Lies, damned lies, and statistics, as they say. A meta-analysis is not a simple summing of patient-level proportions, but a study-level synthesis. As part of that study-level synthesis, meta-analytic methods can include such things as variance-stabilizing transformations, techniques used to smooth out the differences between studies of different sizes. As part of the metaprop package within Stata, a variance-stabilizing transformation called Freeman-Tukey is used, which has an unintended effect of quashing all the study proportions up against the boundary. Thus, the few studies with sensitivity in the ~97-98% range are all transformed close to 1, pooled, and then back-transformed – giving the statistical result you see above.
This is obviously an unintuitive result – and why some statisticians have called out the use of F-T transformations as providing grossly misleading results when pooling studies with a narrow range of sensitivities up against the boundary. The simple work-around is to use a generalized linear mixed model (GLMM) – and that gives us a pooled sensitivity of ~98.6% (95% CI 97% to 99%) depending on whether fixed-effects or random-effects models are used. This is the appropriate window into these pooled data, not the 100% sensitivity unreservedly endorsed by the authors.
Is a ~1 in 70 miss rate for intracranial hemorrhage OK for a biomarker?
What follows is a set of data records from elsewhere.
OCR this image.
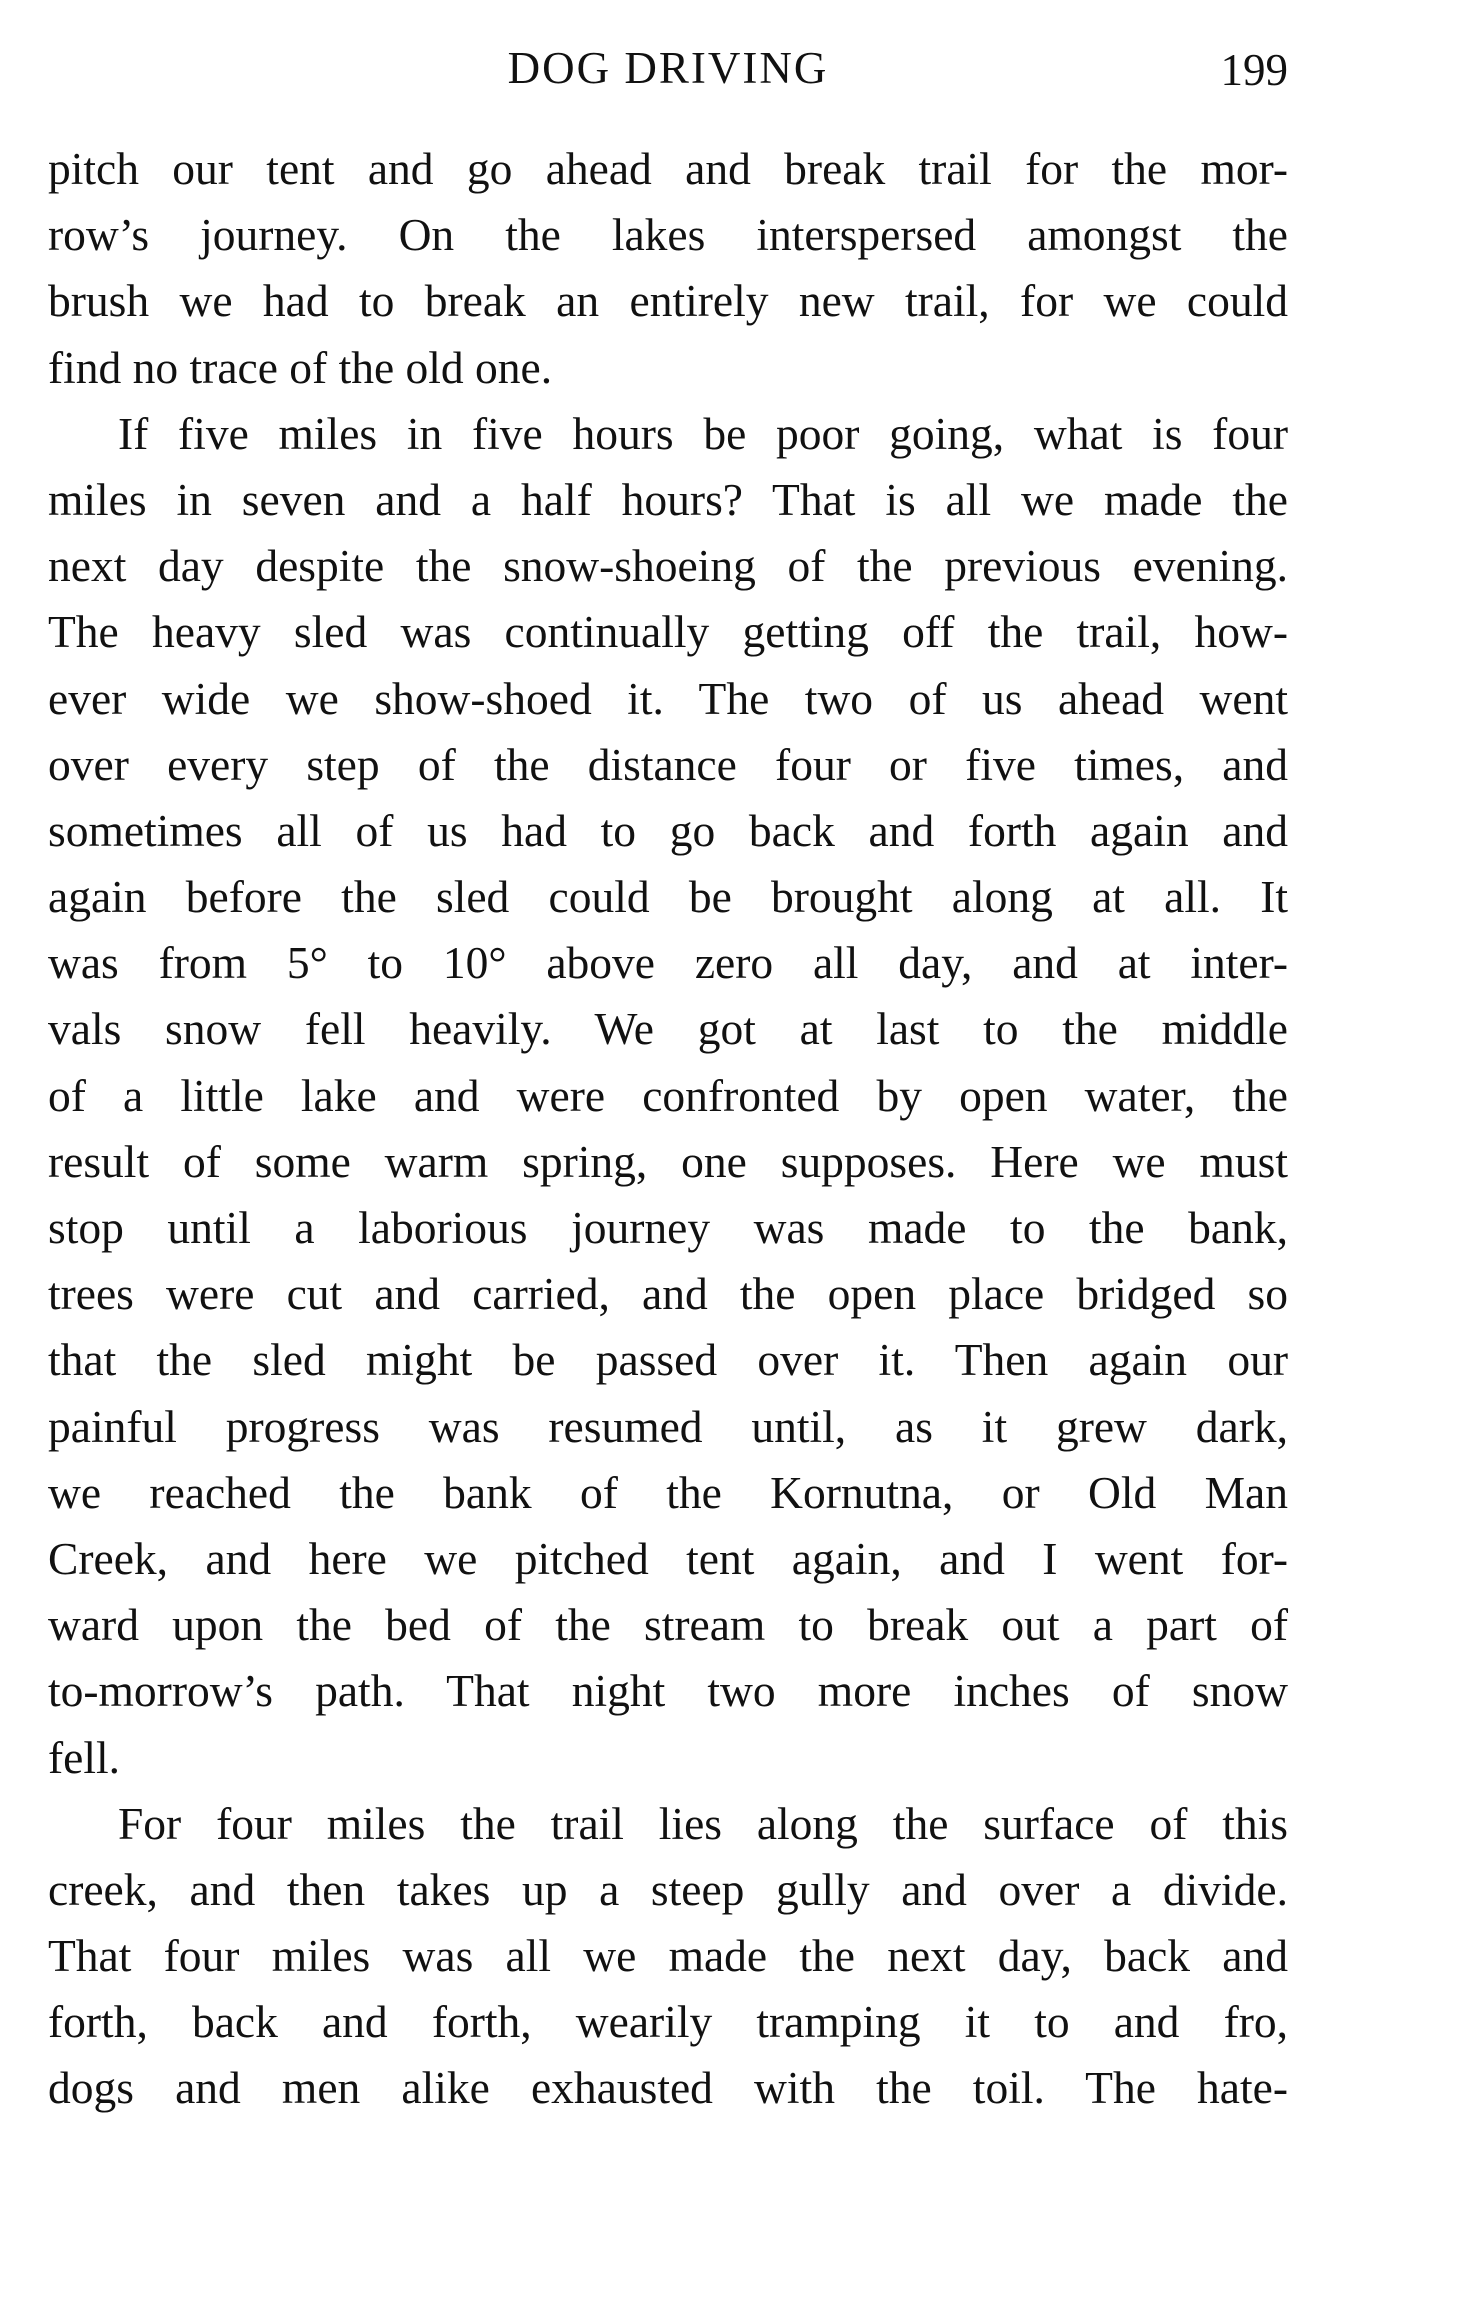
DOG DRIVING	199

pitch our tent and go ahead and break trail for the mor-
row’s journey. On the lakes interspersed amongst the
brush we had to break an entirely new trail, for we could
find no trace of the old one.

If five miles in five hours be poor going, what is four
miles in seven and a half hours? That is all we made the
next day despite the snow-shoeing of the previous evening.
The heavy sled was continually getting off the trail, how-
ever wide we show-shoed it. The two of us ahead went
over every step of the distance four or five times, and
sometimes all of us had to go back and forth again and
again before the sled could be brought along at all. It
was from 5° to 10° above zero all day, and at inter-
vals snow fell heavily. We got at last to the middle
of a little lake and were confronted by open water, the
result of some warm spring, one supposes. Here we must
stop until a laborious journey was made to the bank,
trees were cut and carried, and the open place bridged so
that the sled might be passed over it. Then again our
painful progress was resumed until, as it grew dark,
we reached the bank of the Kornutna, or Old Man
Creek, and here we pitched tent again, and I went for-
ward upon the bed of the stream to break out a part of
to-morrow’s path. That night two more inches of snow
fell.

For four miles the trail lies along the surface of this
creek, and then takes up a steep gully and over a divide.
That four miles was all we made the next day, back and
forth, back and forth, wearily tramping it to and fro,
dogs and men alike exhausted with the toil. The hate-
It might be, if it were specific enough to dramatically reduce CT use – but specificity sits somewhere in the mid 20-30% range:
This means the vast majority of positive results will be false positives, and any indication creep beyond the population otherwise appropriate for a head CT will result in increased CT use, rather than a decrease as hoped.
Finally, this meta-analysis suffers from the unavoidable universal issue of obfuscation of the procedures and peculiarities of each individual study. Many of the included studies were run by the manufacturers of the assays themselves. Many of the studies used frozen and spun plasma samples analyzed at a central laboratory, rather than using whole-blood on the point-of-care platform being popularized in modern times. These all reduce the trustworthiness and generalizability of these observations to current clinical practice, as well.
So, summed bluntly: this analysis does not mean head injury biomarkers are “100% sensitive” and immune to false negatives, despite the authors’ fevered embrace of this result.